One
message has become increasingly clear in the studio business during
the past decade: Providing conventional recording services is often
not enough.
Many of the standard recording studio applications-particularly overdubbing,
mixing and mastering-have migrated to alternative venues, such as
project studios. At the same time, certain types of sessions, such
as voice-overs, needle drops and original music, are increasingly
being brought in-house by companies that acquire low-cost, powerful
desktop audio equipment.
But when one door closes, others usually open, and the audio business
is rife with new opportunities. These include disc replication, computer
graphics and artwork design, post-production services, and Internet-based
services (a whole article by itself), to name just a few. These services
may seem to pull studios away from their core competencies, but they
are, in short, adaptive reactions to a changing business environment.
Multimedia? What's That? Mastering engineer John Trevethan is co-owner,
with recording engineer Mike Griffith, of Antarctica, which opened
last year in Nashville on the site of the former Sixteenth Avenue
Sound on Music Row. "I was right here watching as a studio [business]
became increasingly difficult to maintain," Trevethan says. "The
world changed, and some studios couldn't change with it."
Antarctica was conceived from the start as serving both music recording
and mastering markets. Then Trevethan's wife, Brenda, moved her Mac
G3-based graphics design business into the space, putting out, among
other projects, renderings of CD covers for the independent recording
artists that make up much of the studio's clientele.
The arrangement works both ways, Trevethan says: "There's been
instances in which her clients have come to the studio for graphics
work, and they say, 'Oh, you have a recording studio here, too..."
Brenda Trevethan also does Web site design, and the studio adds MP3-encoded
audio elements.
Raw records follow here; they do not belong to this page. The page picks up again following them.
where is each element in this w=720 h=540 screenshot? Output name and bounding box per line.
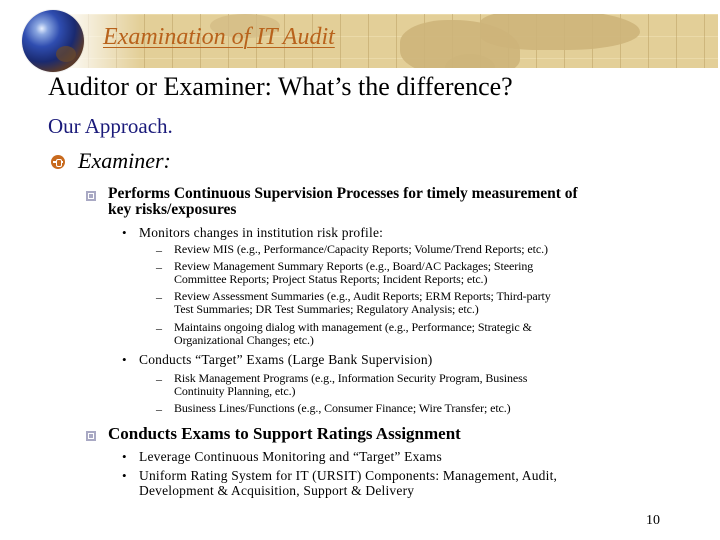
dot-bullet: •: [122, 468, 127, 483]
item-line: Review Assessment Summaries (e.g., Audit…: [174, 289, 551, 303]
square-bullet-icon: [86, 431, 96, 441]
subheading: Our Approach.: [48, 114, 173, 138]
subpoint-leverage: Leverage Continuous Monitoring and “Targ…: [139, 449, 442, 464]
dot-bullet: •: [122, 225, 127, 240]
orange-circle-bullet-icon: [51, 155, 65, 169]
dash-bullet: –: [156, 290, 162, 304]
dash-bullet: –: [156, 260, 162, 274]
dash-bullet: –: [156, 243, 162, 257]
page-number: 10: [646, 513, 660, 528]
item-line: Maintains ongoing dialog with management…: [174, 320, 532, 334]
subpoint-target-exams: Conducts “Target” Exams (Large Bank Supe…: [139, 352, 433, 367]
globe-continent: [56, 46, 76, 62]
dash-bullet: –: [156, 372, 162, 386]
dash-bullet: –: [156, 321, 162, 335]
point-2: Conducts Exams to Support Ratings Assign…: [108, 424, 461, 443]
dot-bullet: •: [122, 449, 127, 464]
item-line: Review MIS (e.g., Performance/Capacity R…: [174, 242, 548, 256]
item-business-lines: Business Lines/Functions (e.g., Consumer…: [174, 402, 644, 415]
item-review-assessment: Review Assessment Summaries (e.g., Audit…: [174, 290, 644, 315]
globe-icon: [22, 10, 84, 72]
subpoint-monitors: Monitors changes in institution risk pro…: [139, 225, 384, 240]
item-line: Business Lines/Functions (e.g., Consumer…: [174, 401, 511, 415]
item-review-management: Review Management Summary Reports (e.g.,…: [174, 260, 644, 285]
item-line: Risk Management Programs (e.g., Informat…: [174, 371, 528, 385]
slide-title: Examination of IT Audit: [103, 24, 335, 50]
point-1-line1: Performs Continuous Supervision Processe…: [108, 185, 578, 202]
subpoint-line: Uniform Rating System for IT (URSIT) Com…: [139, 468, 558, 483]
item-line: Review Management Summary Reports (e.g.,…: [174, 259, 534, 273]
item-risk-management: Risk Management Programs (e.g., Informat…: [174, 372, 644, 397]
point-1: Performs Continuous Supervision Processe…: [108, 186, 578, 218]
dot-bullet: •: [122, 352, 127, 367]
section-label: Examiner:: [78, 148, 171, 173]
item-review-mis: Review MIS (e.g., Performance/Capacity R…: [174, 243, 644, 256]
square-bullet-icon: [86, 191, 96, 201]
item-line: Continuity Planning, etc.): [174, 383, 296, 398]
item-line: Committee Reports; Project Status Report…: [174, 271, 488, 286]
dash-bullet: –: [156, 402, 162, 416]
item-maintains-dialog: Maintains ongoing dialog with management…: [174, 321, 644, 346]
page-heading: Auditor or Examiner: What’s the differen…: [48, 72, 513, 101]
point-1-line2: key risks/exposures: [108, 201, 237, 218]
map-landmass: [480, 14, 640, 50]
item-line: Organizational Changes; etc.): [174, 332, 314, 347]
subpoint-line: Development & Acquisition, Support & Del…: [139, 483, 415, 498]
subpoint-ursit: Uniform Rating System for IT (URSIT) Com…: [139, 468, 557, 498]
item-line: Test Summaries; DR Test Summaries; Regul…: [174, 301, 479, 316]
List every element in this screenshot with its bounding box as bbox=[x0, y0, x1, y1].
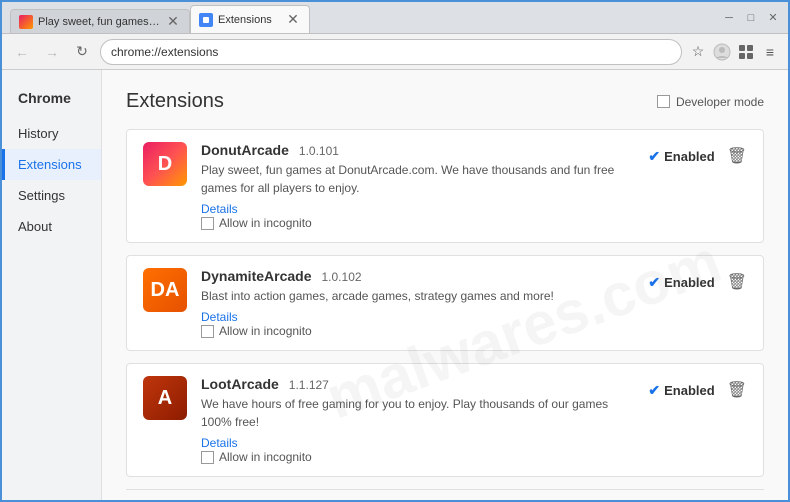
tab-1-close[interactable]: ✕ bbox=[165, 14, 181, 30]
window-controls: ─ □ ✕ bbox=[722, 11, 780, 25]
bookmark-icon[interactable]: ☆ bbox=[688, 42, 708, 62]
donutarcade-body: DonutArcade 1.0.101 Play sweet, fun game… bbox=[201, 142, 634, 230]
extension-lootarcade: A LootArcade 1.1.127 We have hours of fr… bbox=[126, 363, 764, 477]
dev-mode-label: Developer mode bbox=[676, 95, 764, 109]
donutarcade-delete-button[interactable]: 🗑 bbox=[727, 146, 747, 166]
extensions-footer: Get more extensions Keyboard shortcuts bbox=[126, 489, 764, 500]
tab-2[interactable]: Extensions ✕ bbox=[190, 5, 310, 33]
extensions-header: Extensions Developer mode bbox=[126, 90, 764, 113]
donutarcade-checkmark: ✔ bbox=[648, 148, 660, 165]
sidebar-item-settings[interactable]: Settings bbox=[2, 180, 101, 211]
donutarcade-icon: D bbox=[143, 142, 187, 186]
tab-2-title: Extensions bbox=[218, 14, 280, 26]
dynamitearcade-controls: ✔ Enabled 🗑 bbox=[648, 268, 747, 292]
sidebar: Chrome History Extensions Settings About bbox=[2, 70, 102, 500]
lootarcade-checkmark: ✔ bbox=[648, 382, 660, 399]
dynamitearcade-name: DynamiteArcade bbox=[201, 268, 312, 284]
tab-1-title: Play sweet, fun games at ... bbox=[38, 16, 160, 28]
forward-button[interactable]: → bbox=[40, 40, 64, 64]
tab-strip: Play sweet, fun games at ... ✕ Extension… bbox=[10, 2, 714, 33]
browser-frame: Play sweet, fun games at ... ✕ Extension… bbox=[0, 0, 790, 502]
donutarcade-controls: ✔ Enabled 🗑 bbox=[648, 142, 747, 166]
extensions-title: Extensions bbox=[126, 90, 224, 113]
dynamitearcade-details-link[interactable]: Details bbox=[201, 310, 238, 324]
extension-donutarcade: D DonutArcade 1.0.101 Play sweet, fun ga… bbox=[126, 129, 764, 243]
lootarcade-incognito-checkbox[interactable] bbox=[201, 451, 214, 464]
tab-2-close[interactable]: ✕ bbox=[285, 12, 301, 28]
profile-icon[interactable] bbox=[712, 42, 732, 62]
lootarcade-details-link[interactable]: Details bbox=[201, 436, 238, 450]
back-button[interactable]: ← bbox=[10, 40, 34, 64]
lootarcade-icon: A bbox=[143, 376, 187, 420]
dynamitearcade-incognito-checkbox[interactable] bbox=[201, 325, 214, 338]
lootarcade-enabled: ✔ Enabled bbox=[648, 382, 714, 399]
donutarcade-enabled: ✔ Enabled bbox=[648, 148, 714, 165]
dynamitearcade-description: Blast into action games, arcade games, s… bbox=[201, 287, 634, 305]
lootarcade-body: LootArcade 1.1.127 We have hours of free… bbox=[201, 376, 634, 464]
minimize-button[interactable]: ─ bbox=[722, 11, 736, 25]
lootarcade-delete-button[interactable]: 🗑 bbox=[727, 380, 747, 400]
dynamitearcade-checkmark: ✔ bbox=[648, 274, 660, 291]
dynamitearcade-enabled: ✔ Enabled bbox=[648, 274, 714, 291]
extension-dynamitearcade: DA DynamiteArcade 1.0.102 Blast into act… bbox=[126, 255, 764, 351]
reload-button[interactable]: ↻ bbox=[70, 40, 94, 64]
donutarcade-name: DonutArcade bbox=[201, 142, 289, 158]
donutarcade-version: 1.0.101 bbox=[299, 144, 339, 158]
address-bar[interactable]: chrome://extensions bbox=[100, 39, 682, 65]
donutarcade-incognito-checkbox[interactable] bbox=[201, 217, 214, 230]
sidebar-header: Chrome bbox=[2, 86, 101, 118]
tab-2-favicon bbox=[199, 13, 213, 27]
dynamitearcade-delete-button[interactable]: 🗑 bbox=[727, 272, 747, 292]
tab-1-favicon bbox=[19, 15, 33, 29]
donutarcade-description: Play sweet, fun games at DonutArcade.com… bbox=[201, 161, 634, 197]
dev-mode-checkbox[interactable] bbox=[657, 95, 670, 108]
extensions-icon[interactable] bbox=[736, 42, 756, 62]
address-url: chrome://extensions bbox=[111, 45, 671, 59]
lootarcade-top-row: LootArcade 1.1.127 bbox=[201, 376, 634, 392]
maximize-button[interactable]: □ bbox=[744, 11, 758, 25]
dev-mode-toggle[interactable]: Developer mode bbox=[657, 95, 764, 109]
sidebar-item-about[interactable]: About bbox=[2, 211, 101, 242]
dynamitearcade-icon: DA bbox=[143, 268, 187, 312]
extensions-content: malwares.com Extensions Developer mode D… bbox=[102, 70, 788, 500]
donutarcade-details-link[interactable]: Details bbox=[201, 202, 238, 216]
lootarcade-incognito[interactable]: Allow in incognito bbox=[201, 450, 634, 464]
dynamitearcade-body: DynamiteArcade 1.0.102 Blast into action… bbox=[201, 268, 634, 338]
menu-icon[interactable]: ≡ bbox=[760, 42, 780, 62]
sidebar-item-history[interactable]: History bbox=[2, 118, 101, 149]
toolbar-icons: ☆ ≡ bbox=[688, 42, 780, 62]
lootarcade-controls: ✔ Enabled 🗑 bbox=[648, 376, 747, 400]
dynamitearcade-version: 1.0.102 bbox=[322, 270, 362, 284]
donutarcade-top-row: DonutArcade 1.0.101 bbox=[201, 142, 634, 158]
lootarcade-name: LootArcade bbox=[201, 376, 279, 392]
title-bar: Play sweet, fun games at ... ✕ Extension… bbox=[2, 2, 788, 34]
main-content: Chrome History Extensions Settings About… bbox=[2, 70, 788, 500]
close-button[interactable]: ✕ bbox=[766, 11, 780, 25]
dynamitearcade-top-row: DynamiteArcade 1.0.102 bbox=[201, 268, 634, 284]
tab-1[interactable]: Play sweet, fun games at ... ✕ bbox=[10, 9, 190, 33]
lootarcade-description: We have hours of free gaming for you to … bbox=[201, 395, 634, 431]
donutarcade-incognito[interactable]: Allow in incognito bbox=[201, 216, 634, 230]
lootarcade-version: 1.1.127 bbox=[289, 378, 329, 392]
dynamitearcade-incognito[interactable]: Allow in incognito bbox=[201, 324, 634, 338]
address-bar-row: ← → ↻ chrome://extensions ☆ ≡ bbox=[2, 34, 788, 70]
sidebar-item-extensions[interactable]: Extensions bbox=[2, 149, 101, 180]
Antarctica has also developed a flexible rate packaging
system: The more services clients use, from recording to mastering
to graphics, the larger the discount.
Marketing these services can be tricky, though; the danger, says Trevethan,
is in losing focus. "We tried selling ourselves as 'Antarctica
Media' at one point," he explains. "But it was too nondescript.
People need to know what it is you do, and you have to be able to
communicate that information to them as quickly and as simply as you
can, because there's a lot of competition out there." So, Antarctica
incorporated a subtitle into their company name: "Recording,
Mastering, Graphics." Simple yet effective.